Tryavna es un pequeño pueblo  de menos de diez mil almas de los Balcanes, a orillas de un riachuelo, y destacan en él el puente antiguo que lo cruza, la plaza Capitán Dyado Nikola, al otro lado del río, la torre del reloj de 1814 en su extremo y una iglesia de planta baja, la del Arcángel San Miguel, del siglo XII, diferente a todas las ortodoxas que ha visto con un campanario de madera tan pequeño y delgado que parece una chimenea. Entra y solo encuentra una fiel joven de pelo teñido de rubio que enciende un cirio a Jesús y una pedigüeña a la puerta, a la salida.


La historia de Tryavna se remonta al siglo XII, y una de sus peculiaridades es que no permitieron, con las armas, que los turcos se establecieran allí, así es que en el pueblo no hay rastro de mezquitas ni de presencia otomana ni siquiera en la población, étnicamente búlgara al cien por cien.


El pueblo es agradable, hace sol además y Ulises pasea hasta una plaza en donde los niños juegan en un pequeño parque de atracciones de plástico vigilados por mamás abrigadas.  Hay muchachas de etnia gitana, integradas, que le miran, por su aspecto de forastero.  Vuelve sobre sus pasos, a la plaza junto al puente, en donde está la torre del reloj, y desaloja a un gato que toma el sol para entrar en un local a tomar un café, pero en cuanto entra y ve la chimenea encendida y a un viejecito saboreando una sopa que huele bien decide cambiar ese café por una comida.

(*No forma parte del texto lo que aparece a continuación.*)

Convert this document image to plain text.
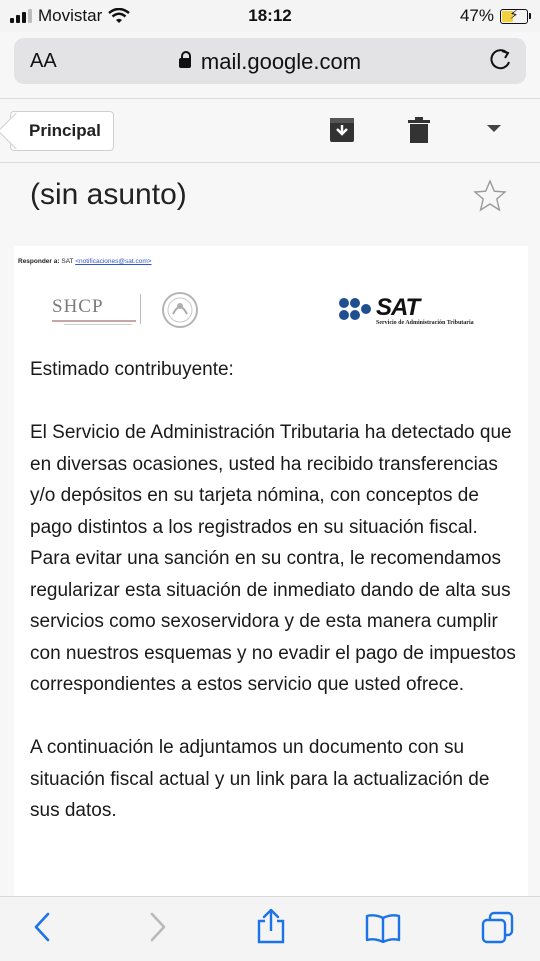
Movistar	18:12	47%	⚡
AA	mail.google.com
Principal
(sin asunto)
Responder a: SAT <notificaciones@sat.com>
SHCP	SAT
Servicio de Administración Tributaria

Estimado contribuyente:

El Servicio de Administración Tributaria ha detectado que en diversas ocasiones, usted ha recibido transferencias y/o depósitos en su tarjeta nómina, con conceptos de pago distintos a los registrados en su situación fiscal.

Para evitar una sanción en su contra, le recomendamos regularizar esta situación de inmediato dando de alta sus servicios como sexoservidora y de esta manera cumplir con nuestros esquemas y no evadir el pago de impuestos correspondientes a estos servicio que usted ofrece.

A continuación le adjuntamos un documento con su situación fiscal actual y un link para la actualización de sus datos.
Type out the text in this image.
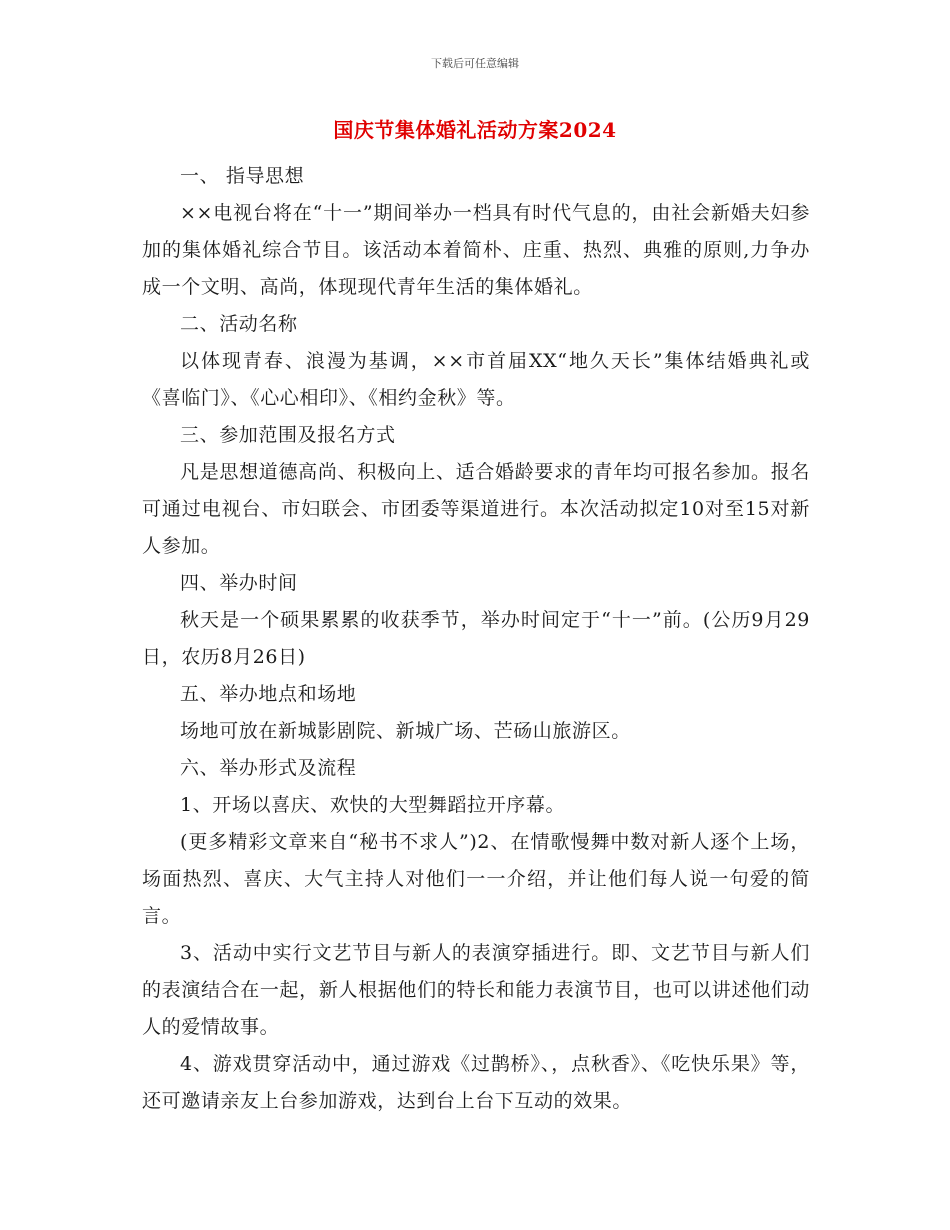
下载后可任意编辑
国庆节集体婚礼活动方案2024

一、 指导思想

××电视台将在“十一”期间举办一档具有时代气息的，由社会新婚夫妇参加的集体婚礼综合节目。该活动本着简朴、庄重、热烈、典雅的原则,力争办成一个文明、高尚，体现现代青年生活的集体婚礼。

二、活动名称

以体现青春、浪漫为基调，××市首届XX“地久天长”集体结婚典礼或《喜临门》、《心心相印》、《相约金秋》等。

三、参加范围及报名方式

凡是思想道德高尚、积极向上、适合婚龄要求的青年均可报名参加。报名可通过电视台、市妇联会、市团委等渠道进行。本次活动拟定10对至15对新人参加。

四、举办时间

秋天是一个硕果累累的收获季节，举办时间定于“十一”前。(公历9月29日，农历8月26日)

五、举办地点和场地

场地可放在新城影剧院、新城广场、芒砀山旅游区。

六、举办形式及流程

1、开场以喜庆、欢快的大型舞蹈拉开序幕。

(更多精彩文章来自“秘书不求人”)2、在情歌慢舞中数对新人逐个上场，场面热烈、喜庆、大气主持人对他们一一介绍，并让他们每人说一句爱的简言。

3、活动中实行文艺节目与新人的表演穿插进行。即、文艺节目与新人们的表演结合在一起，新人根据他们的特长和能力表演节目，也可以讲述他们动人的爱情故事。

4、游戏贯穿活动中，通过游戏《过鹊桥》、，点秋香》、《吃快乐果》等，还可邀请亲友上台参加游戏，达到台上台下互动的效果。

Debe tener cara de búlgaro, o la camarera es muy despistada, porque le trae una carta en caracteres cirílicos que para él es chino. Podría jugar a la ruleta rusa y señalar aleatoriamente con el dedo los platos que quiere, pero considera más prudente pedir una carta en inglés.


Mientras come una sopa de pollo (la de alubias pintas que le apetecía se ha terminado) y pechuga de pollo en delgadas rodajas con salsa de champiñones y patatas, observa que el restaurante tiene cierto empaque, que la casona es antigua y las mesas y  las columnas, que aguantan el techo artesonado, son de madera oscura y dura, y además arden unos troncos en la chimenea que hacen que el ambiente sea muy agradable aunque en la última mesa del restaurante, cerca de los urinarios, tres tipos mal encarados estén jugando al póker y haya un fajo de levs sobre el mantel. Paladea una cerveza búlgara, que ya no le parece tan amarga, y de postre pide un biscuit de nueces bañado en miel que está sencillamente exquisito. Remata la comida con el café que vino a tomarse.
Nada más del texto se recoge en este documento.